Debout, en équilibre sur une rambarde, un homme scotche à un arbre une pancarte : " Je suis Houda & Halima". C’est un ami de Houda. Grand, costaud, emmitouflé dans un manteau noir, il pleure, s’en va en pressant le pas, il ne veut pas parler, " pas maintenant".
Non loin Hayet Saïdane, tient l’un des bouts du long drapeau français qu’une cinquantaine de passants agite. A son bras, elle a accroché le drapeau tunisien. Elle est sortie dés le lendemain des attentats, elle n’a pas peur, elle a " l’habitude, avec le Bardo, tout ça…" Cette assistante sociale qui vit en Belgique est de passage à Paris. Elle ne pensait pas vivre de tels événements, " pas en France".
A quelques pas, l’historienne et journaliste Sophie Bessis veut témoigner sa solidarité : " Il est important de se retrouver d’abord parce que les Tunisiens, dont tout ou une partie de la vie se passe en France, sont solidaires du drame qui a touché la France ; c’est un drame que nous partageons, dans la mesure où le jihadisme armé frappe partout. Il s’agit ici d’un combat de tous les démocrates contre cette forme de totalitarisme armé. Mais nous sommes aussi présents car deux compatriotes sont tombées ici."
Face à la violence des groupes extrémistes, Tarek Ben Hiba, de la Fédération des Tunisiens pour une Citoyenneté des deux Rives est abattu :
"On pensait avoir touché le fond de l’horreur mais ce n’est pas le cas… Là c’est énorme. Charlie Hebdo, c’était des journalistes engagées, mais là aller chercher des jeunes, parce qu’ils sont jeunes, ça va encore plus loin."

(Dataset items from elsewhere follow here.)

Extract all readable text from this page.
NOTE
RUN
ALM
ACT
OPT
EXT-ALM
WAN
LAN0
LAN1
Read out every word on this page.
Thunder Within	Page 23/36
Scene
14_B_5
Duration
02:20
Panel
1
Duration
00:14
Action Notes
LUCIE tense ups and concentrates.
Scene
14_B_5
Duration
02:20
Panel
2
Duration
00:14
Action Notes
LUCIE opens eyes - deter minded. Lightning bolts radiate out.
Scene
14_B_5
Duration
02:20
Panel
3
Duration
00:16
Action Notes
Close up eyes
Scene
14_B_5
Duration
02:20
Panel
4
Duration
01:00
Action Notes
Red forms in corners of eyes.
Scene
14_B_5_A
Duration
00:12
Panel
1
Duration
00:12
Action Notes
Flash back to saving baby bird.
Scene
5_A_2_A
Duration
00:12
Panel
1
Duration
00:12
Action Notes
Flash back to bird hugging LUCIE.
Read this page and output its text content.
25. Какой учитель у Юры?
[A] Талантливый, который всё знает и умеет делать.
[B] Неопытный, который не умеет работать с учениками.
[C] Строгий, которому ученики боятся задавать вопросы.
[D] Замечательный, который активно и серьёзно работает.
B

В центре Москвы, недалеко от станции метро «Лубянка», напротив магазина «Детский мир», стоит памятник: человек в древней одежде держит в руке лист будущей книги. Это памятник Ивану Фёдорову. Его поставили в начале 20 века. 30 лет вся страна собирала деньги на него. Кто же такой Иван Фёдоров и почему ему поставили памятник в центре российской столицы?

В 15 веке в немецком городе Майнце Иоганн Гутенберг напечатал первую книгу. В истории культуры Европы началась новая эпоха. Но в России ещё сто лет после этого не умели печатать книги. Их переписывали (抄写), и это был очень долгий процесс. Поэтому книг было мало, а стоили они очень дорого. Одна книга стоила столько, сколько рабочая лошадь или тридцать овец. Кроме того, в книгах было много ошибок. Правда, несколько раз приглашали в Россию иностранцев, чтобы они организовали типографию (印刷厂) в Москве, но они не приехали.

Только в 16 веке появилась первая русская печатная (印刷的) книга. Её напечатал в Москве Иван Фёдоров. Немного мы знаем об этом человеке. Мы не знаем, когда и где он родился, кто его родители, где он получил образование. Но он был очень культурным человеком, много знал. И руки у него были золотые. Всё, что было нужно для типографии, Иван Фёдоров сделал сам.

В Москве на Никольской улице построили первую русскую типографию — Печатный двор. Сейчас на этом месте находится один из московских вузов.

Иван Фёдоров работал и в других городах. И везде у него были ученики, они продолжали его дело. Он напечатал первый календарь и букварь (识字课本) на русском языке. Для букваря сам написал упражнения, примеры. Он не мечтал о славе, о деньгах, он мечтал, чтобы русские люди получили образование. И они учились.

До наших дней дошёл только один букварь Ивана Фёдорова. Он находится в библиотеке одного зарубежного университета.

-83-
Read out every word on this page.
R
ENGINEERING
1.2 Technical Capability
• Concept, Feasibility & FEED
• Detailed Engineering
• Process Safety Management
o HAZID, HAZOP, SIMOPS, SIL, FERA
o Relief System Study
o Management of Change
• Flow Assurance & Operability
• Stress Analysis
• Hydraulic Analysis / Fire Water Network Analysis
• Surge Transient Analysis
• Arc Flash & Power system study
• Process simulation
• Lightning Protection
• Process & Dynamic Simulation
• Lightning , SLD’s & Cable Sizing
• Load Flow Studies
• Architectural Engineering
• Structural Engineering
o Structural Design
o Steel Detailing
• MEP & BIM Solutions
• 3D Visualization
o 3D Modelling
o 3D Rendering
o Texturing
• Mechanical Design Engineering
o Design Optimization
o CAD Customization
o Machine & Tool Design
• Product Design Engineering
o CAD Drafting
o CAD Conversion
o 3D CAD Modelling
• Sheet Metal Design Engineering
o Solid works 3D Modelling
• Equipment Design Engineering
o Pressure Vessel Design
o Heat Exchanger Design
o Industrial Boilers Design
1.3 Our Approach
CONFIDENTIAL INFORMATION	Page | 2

Pour lui il faudrait une réponse forte face au terrorisme, mais une réponse politique : " On ne traite pas les choses comme on devrait. Le terrorisme doit être traité politiquement car il s’agit d’un projet politique, d’un projet de Califat. Il faut les combattre beaucoup plus, tout en respectant les droits humains."
Les politiques sont aussi là et des deux rives, le point de vue semble le même sur la lutte antiterroriste.
Samir Taieb, ancien député, aujourd’hui secrétaire général de la Voie démocratique et sociale est là. De passage à Paris il s’est joint au rassemblement. " De Jelma à Paris, nous sommes dans une bataille contre ce fléau", raconte l’homme politique, alors que prés de lui deux femmes brandissent des affiches sur lesquelles sont imprimées les photos de Halima et Houda, mais aussi le portrait de Mabrouk Soltani, le jeune berger de Jelma.
Jointe par téléphone alors qu’elle sort d’une commission, la députée Khawla Ben Aïcha affirme qu’il faut une " stratégie internationale" contre le terrorisme et une coopération entre les pays européens mais aussi ceux de la Méditerranée sur le sujet.
L’ambassadeur arrive enfin, se fait photographier pendant qu’il dépose une gerbe de fleurs blanches, un mélange de roses et de lys extrait du coffre d’un van. Un des hommes qui se tient debout à côté glisse, " ça vient du Président, il était là vous savez, il voulait venir, mais pour une question de sécurité ce n’était pas possible…" Les Tunisiens ont en effet pu apercevoir Béji Caïd Essebsi sur le perron de l’Elysée le lendemain du drame, venu présenter ses condoléances au Président français.
"Il était déjà en France pour des raisons personnelles, c’est pour ça qu’il a fait ce geste", témoigne Khawla Ben Aïcha. Un geste que certains ont pu percevoir comme " maladroit", selon Sayida Ounissi. " Sachant qu’il y avait aussi la mort du jeune Mabrouk Soltani en Tunisie le même jour."
Le risque : "Haine contre hainE"
Mais les deux députées qui représentent les Tunisiens en France sont aussi inquiètes des suites de l’attentat surtout après l’annonce de François Hollande sur le renforcement du contrôle aux frontières. " J’ai eu beaucoup de retours d’étudiants qui ont peur pour le non renouvellement de leur carte de séjour, peur de ne pas avoir le visa aussi. Nous avons été en contact avec l’ambassadeur de France à Tunis qui nous a rassurés. La procédure de visa continue, il y a juste d’avantage de sécurité et de contrôle aux frontière", témoigne Khawla Ben Aïcha.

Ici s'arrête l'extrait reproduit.